You need to fix blank spaces inside that while loop because Stata's regexr() command would operate only on the first blank space it found, and leave the rest alone. You check whether there are any blank spaces left to fix with regexm(), which returns 1 if there are, and 0 otherwise.

Also, you need to escape the dollar sign, twice as it turns out, because in regular expressions $ by itself is the end-of-string marker. If you didn't escape it with a backslash (OK, two in this case) then regexr() would tack the string "USD" as a suffix onto all your variable names. Oh, and there's the ^ sign: in regular expressions it's the beginning-of-string character. Essentially, ^\\$ means "look for dollar signs at the beginning of this string".

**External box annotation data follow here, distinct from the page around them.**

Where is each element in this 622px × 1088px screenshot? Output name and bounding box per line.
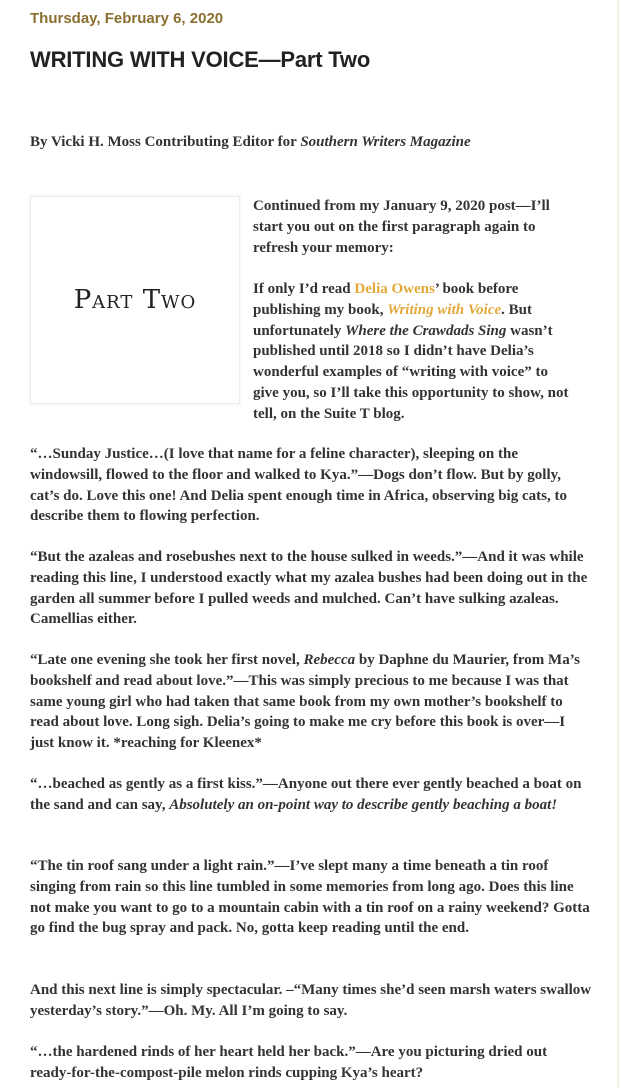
paragraph-rebecca <box>30 650 592 754</box>
delia-owens-link[interactable]: Delia Owens <box>354 281 435 297</box>
paragraph-hardened-rinds <box>30 1042 592 1084</box>
paragraph-text <box>30 774 592 816</box>
writing-with-voice-link[interactable]: Writing with Voice <box>387 301 502 318</box>
text-run: by Daphne du Maurier, from Ma’s bookshelf and read about love.”—This was simply precious to me because I was that same young girl who had taken that same book from my own mother’s bookshelf to read about love. Long sigh. Delia’s going to make me cry before this book is over—I just know it. *reaching for Kleenex* <box>30 652 580 752</box>
paragraph-text <box>30 650 592 754</box>
first-paragraph-text <box>253 279 573 425</box>
paragraph-text: And this next line is simply spectacular. –“Many times she’d seen marsh waters swallow yesterday’s story.”—Oh. My. All I’m going to say. <box>30 982 592 1019</box>
part-two-image[interactable] <box>30 196 240 404</box>
sidebar-divider <box>617 0 619 1088</box>
text-run: ’ book before publishing my book, <box>253 281 519 318</box>
paragraph-text: “…Sunday Justice…(I love that name for a feline character), sleeping on the windowsill, flowed to the floor and walked to Kya.”—Dogs don’t flow. But by golly, cat’s do. Love this one! And Delia spent enough time in Africa, observing big cats, to describe them to flowing perfection. <box>30 446 567 525</box>
paragraph-sunday-justice <box>30 444 592 527</box>
paragraph-beached <box>30 774 592 816</box>
byline-author: By Vicki H. Moss Contributing Editor for <box>30 134 301 150</box>
book-title: Rebecca <box>303 652 356 668</box>
text-run: “Late one evening she took her first novel, <box>30 652 304 668</box>
text-run: If only I’d read <box>253 281 355 297</box>
italic-quote: Absolutely an on-point way to describe gently beaching a boat! <box>169 796 558 813</box>
paragraph-text: “…the hardened rinds of her heart held her back.”—Are you picturing dried out ready-for-the-compost-pile melon rinds cupping Kya’s heart? <box>30 1044 548 1081</box>
paragraph-azaleas <box>30 547 592 630</box>
post-date: Thursday, February 6, 2020 <box>30 10 224 27</box>
intro-paragraph <box>253 196 573 258</box>
text-run: . But unfortunately <box>253 301 532 339</box>
post-title[interactable]: WRITING WITH VOICE—Part Two <box>30 47 371 72</box>
paragraph-text: “The tin roof sang under a light rain.”—I’ve slept many a time beneath a tin roof singing from rain so this line tumbled in some memories from long ago. Does this line not make you want to go to a mountain cabin with a tin roof on a rainy weekend? Gotta go find the bug spray and pack. No, gotta keep reading until the end. <box>30 858 590 937</box>
paragraph-text: “But the azaleas and rosebushes next to the house sulked in weeds.”—And it was while reading this line, I understood exactly what my azalea bushes had been doing out in the garden all summer before I pulled weeds and mulched. Can’t have sulking azaleas. Camellias either. <box>30 549 588 628</box>
byline <box>30 134 471 151</box>
part-two-image-text: Part Two <box>73 285 197 315</box>
paragraph-tin-roof <box>30 856 592 939</box>
text-run: wasn’t published until 2018 so I didn’t have Delia’s wonderful examples of “writing with voice” to give you, so I’ll take this opportunity to show, not tell, on the Suite T blog. <box>253 322 569 422</box>
intro-text: Continued from my January 9, 2020 post—I’ll start you out on the first paragraph again to refresh your memory: <box>253 198 550 256</box>
byline-publication: Southern Writers Magazine <box>300 134 471 150</box>
text-run: “…beached as gently as a first kiss.”—Anyone out there ever gently beached a boat on the sand and can say, <box>30 776 582 813</box>
first-paragraph <box>253 279 573 425</box>
paragraph-marsh-waters <box>30 980 592 1022</box>
book-title: Where the Crawdads Sing <box>345 322 507 339</box>
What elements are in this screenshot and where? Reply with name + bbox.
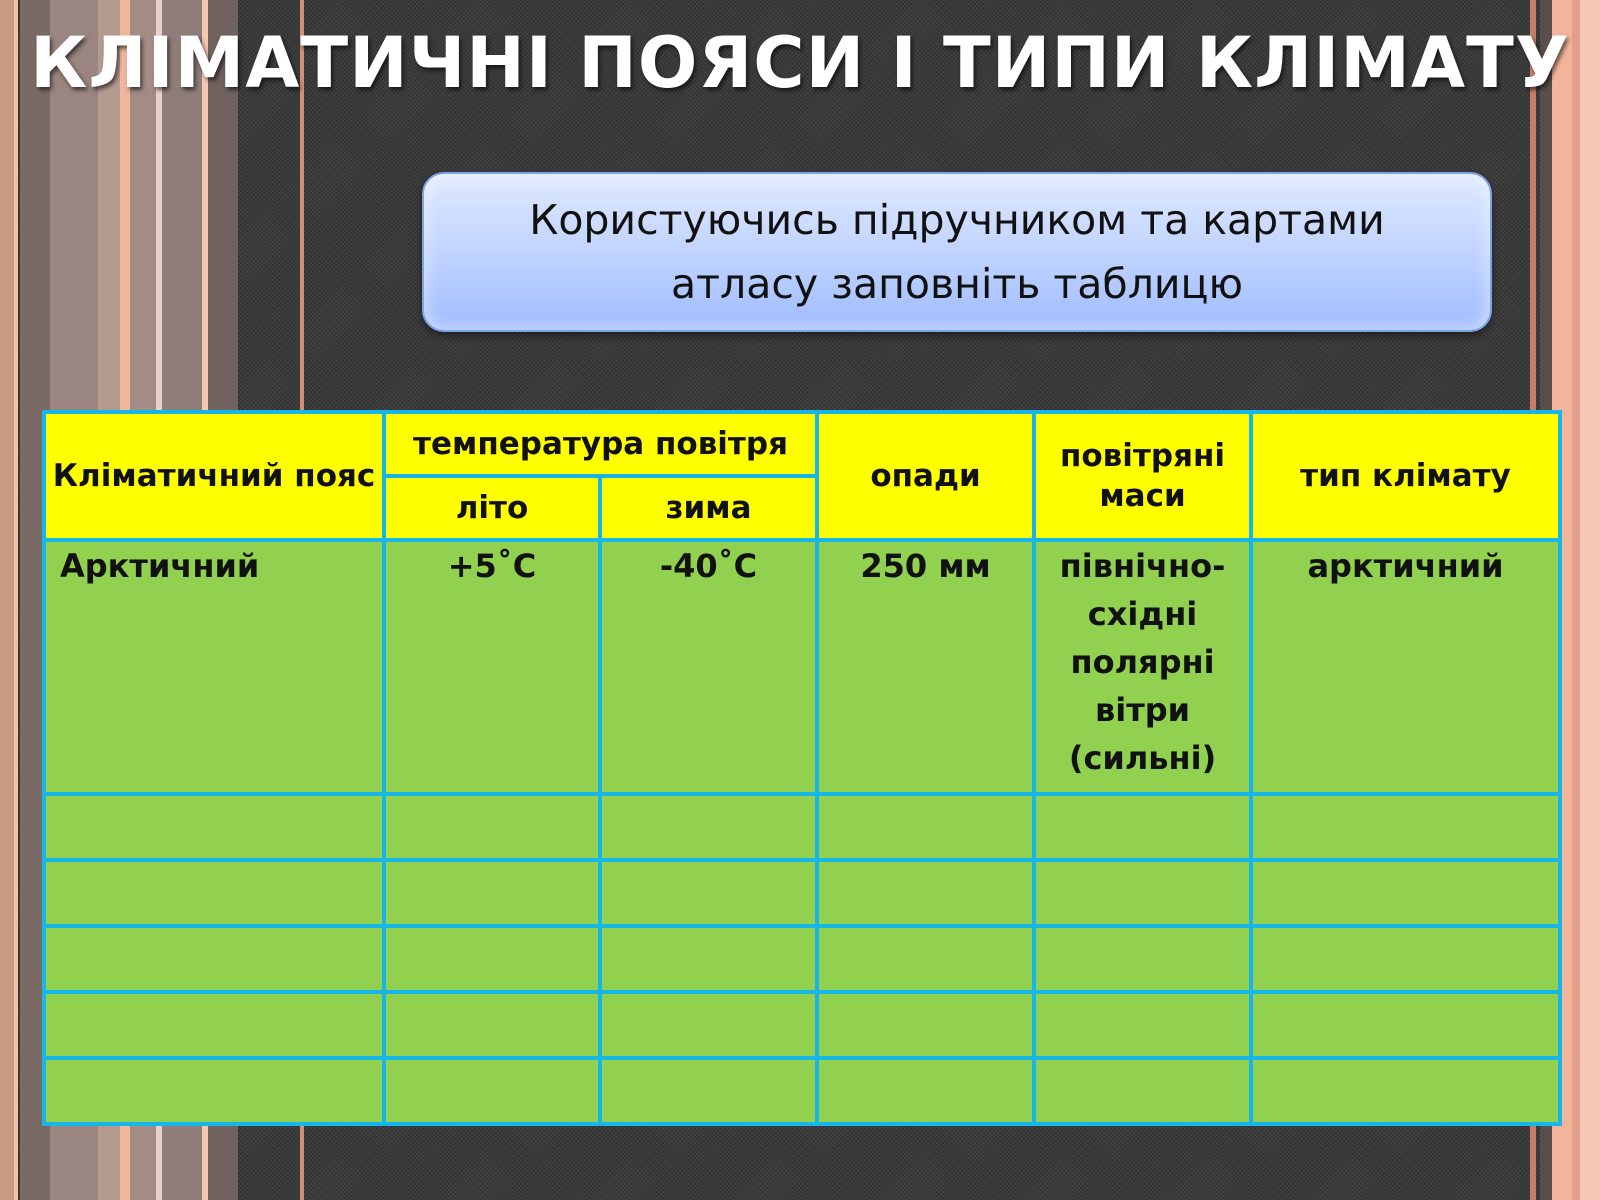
empty-cell xyxy=(44,860,384,926)
header-winter: зима xyxy=(600,476,817,540)
cell-air-masses: північно-східні полярні вітри (сильні) xyxy=(1034,540,1251,794)
header-precipitation: опади xyxy=(817,412,1034,540)
instruction-line-1: Користуючись підручником та картами xyxy=(529,196,1385,244)
table-row-empty xyxy=(44,1058,1560,1124)
empty-cell xyxy=(1251,1058,1560,1124)
header-climate-type: тип клімату xyxy=(1251,412,1560,540)
empty-cell xyxy=(817,1058,1034,1124)
empty-cell xyxy=(600,926,817,992)
empty-cell xyxy=(1251,794,1560,860)
empty-cell xyxy=(600,992,817,1058)
cell-zone: Арктичний xyxy=(44,540,384,794)
empty-cell xyxy=(1034,1058,1251,1124)
climate-table xyxy=(42,410,1562,1126)
table-row-empty xyxy=(44,926,1560,992)
empty-cell xyxy=(600,794,817,860)
cell-climate-type: арктичний xyxy=(1251,540,1560,794)
empty-cell xyxy=(1034,992,1251,1058)
cell-winter: -40˚С xyxy=(600,540,817,794)
table-row xyxy=(44,540,1560,794)
empty-cell xyxy=(1034,926,1251,992)
empty-cell xyxy=(384,860,600,926)
empty-cell xyxy=(384,794,600,860)
empty-cell xyxy=(600,1058,817,1124)
header-temperature: температура повітря xyxy=(384,412,817,476)
empty-cell xyxy=(817,992,1034,1058)
empty-cell xyxy=(600,860,817,926)
empty-cell xyxy=(1251,926,1560,992)
slide-title: КЛІМАТИЧНІ ПОЯСИ І ТИПИ КЛІМАТУ xyxy=(30,22,1570,104)
instruction-box xyxy=(422,172,1492,332)
empty-cell xyxy=(44,794,384,860)
table-row-empty xyxy=(44,992,1560,1058)
empty-cell xyxy=(384,926,600,992)
empty-cell xyxy=(44,926,384,992)
empty-cell xyxy=(1034,794,1251,860)
empty-cell xyxy=(1251,860,1560,926)
empty-cell xyxy=(1251,992,1560,1058)
empty-cell xyxy=(44,992,384,1058)
instruction-text xyxy=(529,188,1385,316)
empty-cell xyxy=(817,794,1034,860)
header-zone: Кліматичний пояс xyxy=(44,412,384,540)
empty-cell xyxy=(384,1058,600,1124)
empty-cell xyxy=(44,1058,384,1124)
header-summer: літо xyxy=(384,476,600,540)
instruction-line-2: атласу заповніть таблицю xyxy=(670,260,1243,308)
empty-cell xyxy=(1034,860,1251,926)
table-row-empty xyxy=(44,794,1560,860)
table-row-empty xyxy=(44,860,1560,926)
header-air-masses: повітряні маси xyxy=(1034,412,1251,540)
empty-cell xyxy=(817,926,1034,992)
cell-precipitation: 250 мм xyxy=(817,540,1034,794)
empty-cell xyxy=(384,992,600,1058)
empty-cell xyxy=(817,860,1034,926)
cell-summer: +5˚С xyxy=(384,540,600,794)
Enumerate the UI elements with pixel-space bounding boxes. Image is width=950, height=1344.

Other than that, there's nothing exotic about this program. Its nice feature is that it keeps track of how many variables you have (by using the unab command to read in the unabbreviated variable list and by filling recursively the local `newvars', another Stata feature not commonly used) and it does its own counting. Features like these aren't mandatory, but they make your code more reusable.